La scodella, protetta da un tovagliolo, sostava per una settimana in un angolo del “tricantun” di lucido legno nero. Il mobile era in sala, stanza fresca anche d’estate, anzi: gelida in inverno, essendo solo la cucina riscaldata dalla stufa.

La scodella emanava un profumo acido già dal secondo giorno e contribuiva ad arricchire quell’orchestra di odori che ti avvolgeva appena dischiudevi l’anta.

Sinfonia di profumi unici: di frutta secca, di funghi, di caffé, di spezie.

C’era poco di tutto lì dentro, pochissimo, ma c’era di tutto: cartocci ben chiusi di prugne e amarene seccate, sacchetti di funghi, il barattolo del caffé vero e quello dell’orzo, i vasi di “savurett” e di marmellata di prugne, i pacchetti del sale, qualche contenitore con i chiodi di garofano, la cannella e la noce moscata.

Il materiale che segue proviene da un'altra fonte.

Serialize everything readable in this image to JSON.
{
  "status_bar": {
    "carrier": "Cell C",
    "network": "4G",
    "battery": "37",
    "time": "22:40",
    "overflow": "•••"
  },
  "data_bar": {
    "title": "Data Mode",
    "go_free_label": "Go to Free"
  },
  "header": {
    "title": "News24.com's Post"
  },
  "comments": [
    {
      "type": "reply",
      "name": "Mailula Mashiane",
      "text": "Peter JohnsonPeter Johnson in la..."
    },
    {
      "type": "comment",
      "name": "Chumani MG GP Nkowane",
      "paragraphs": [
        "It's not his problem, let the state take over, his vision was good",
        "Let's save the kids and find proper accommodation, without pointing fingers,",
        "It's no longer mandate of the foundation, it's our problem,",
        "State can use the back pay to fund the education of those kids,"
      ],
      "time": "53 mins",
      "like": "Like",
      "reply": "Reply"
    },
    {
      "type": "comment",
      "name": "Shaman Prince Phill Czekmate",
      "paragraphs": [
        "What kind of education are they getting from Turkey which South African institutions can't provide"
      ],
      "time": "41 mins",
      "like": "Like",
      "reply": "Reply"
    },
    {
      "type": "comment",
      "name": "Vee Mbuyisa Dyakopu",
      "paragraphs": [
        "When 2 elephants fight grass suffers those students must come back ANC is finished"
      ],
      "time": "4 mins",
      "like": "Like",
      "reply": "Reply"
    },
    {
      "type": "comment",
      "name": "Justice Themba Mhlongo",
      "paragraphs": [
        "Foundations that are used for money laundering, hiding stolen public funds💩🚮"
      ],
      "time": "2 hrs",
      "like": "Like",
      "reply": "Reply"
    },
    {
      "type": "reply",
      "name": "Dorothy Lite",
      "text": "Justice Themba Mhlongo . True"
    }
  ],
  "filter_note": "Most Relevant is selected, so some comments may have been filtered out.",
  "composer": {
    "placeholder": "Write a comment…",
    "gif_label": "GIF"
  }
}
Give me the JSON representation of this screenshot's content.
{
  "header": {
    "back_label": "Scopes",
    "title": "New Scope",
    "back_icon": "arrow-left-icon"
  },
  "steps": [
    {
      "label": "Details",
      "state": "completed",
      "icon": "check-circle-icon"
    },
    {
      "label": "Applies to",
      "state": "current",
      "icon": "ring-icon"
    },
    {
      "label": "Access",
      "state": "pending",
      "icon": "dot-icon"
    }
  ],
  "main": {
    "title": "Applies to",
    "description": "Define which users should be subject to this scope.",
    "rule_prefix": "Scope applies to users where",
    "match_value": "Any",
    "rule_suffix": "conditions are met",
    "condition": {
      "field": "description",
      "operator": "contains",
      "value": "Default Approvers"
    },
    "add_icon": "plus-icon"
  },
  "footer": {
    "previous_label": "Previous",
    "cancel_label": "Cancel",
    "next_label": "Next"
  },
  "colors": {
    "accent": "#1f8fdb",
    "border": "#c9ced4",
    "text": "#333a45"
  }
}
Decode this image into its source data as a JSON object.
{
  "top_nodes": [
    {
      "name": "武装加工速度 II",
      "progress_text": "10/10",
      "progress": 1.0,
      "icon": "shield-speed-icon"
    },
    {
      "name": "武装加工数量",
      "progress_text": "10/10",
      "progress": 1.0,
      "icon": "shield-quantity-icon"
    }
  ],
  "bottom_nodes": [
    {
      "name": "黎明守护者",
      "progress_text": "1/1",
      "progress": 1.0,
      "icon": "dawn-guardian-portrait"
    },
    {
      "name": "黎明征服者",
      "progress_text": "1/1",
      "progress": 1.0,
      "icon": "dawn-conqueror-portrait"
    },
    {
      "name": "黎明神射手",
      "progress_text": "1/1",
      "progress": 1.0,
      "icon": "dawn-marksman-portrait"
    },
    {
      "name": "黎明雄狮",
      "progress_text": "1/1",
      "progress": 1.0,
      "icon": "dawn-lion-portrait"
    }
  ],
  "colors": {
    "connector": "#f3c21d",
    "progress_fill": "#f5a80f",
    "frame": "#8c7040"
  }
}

Erano le spezie più usate nei cibi: per lo stracotto, per il vin brulé, per la torta di castagne, e, in particolare, la noce moscata era indispensabile nel “peng” (ripieno) dei cappelletti e dei tortelli di zucca. Profumo di bosco era quello delle coccole di ginepro, raccolte per tempo sul Monte Battuta e conservate in un involucro per essere tuffate, all’occorrenza, nella marinata del coniglio arrosto.

E poi, lì dentro, c’era, per l’appunto, la scodella dell’ “alvadur”, il lievito madre. Un pugno di pasta estratto ogni settimana, bello fresco, dal pastone del pane e riposto al buio, dove seccava quasi completamente. La pasta madre. La magia del pane.

Mia mamma, la sera prima della giornata dedicata al pane, prelevava dal “tricantun” quella crosta preziosa (diventata, in sette giorni, un tutt’uno con la scodella); già si era cenato e sparecchiato, e lei cominciava allora il rito delle operazioni preparatorie.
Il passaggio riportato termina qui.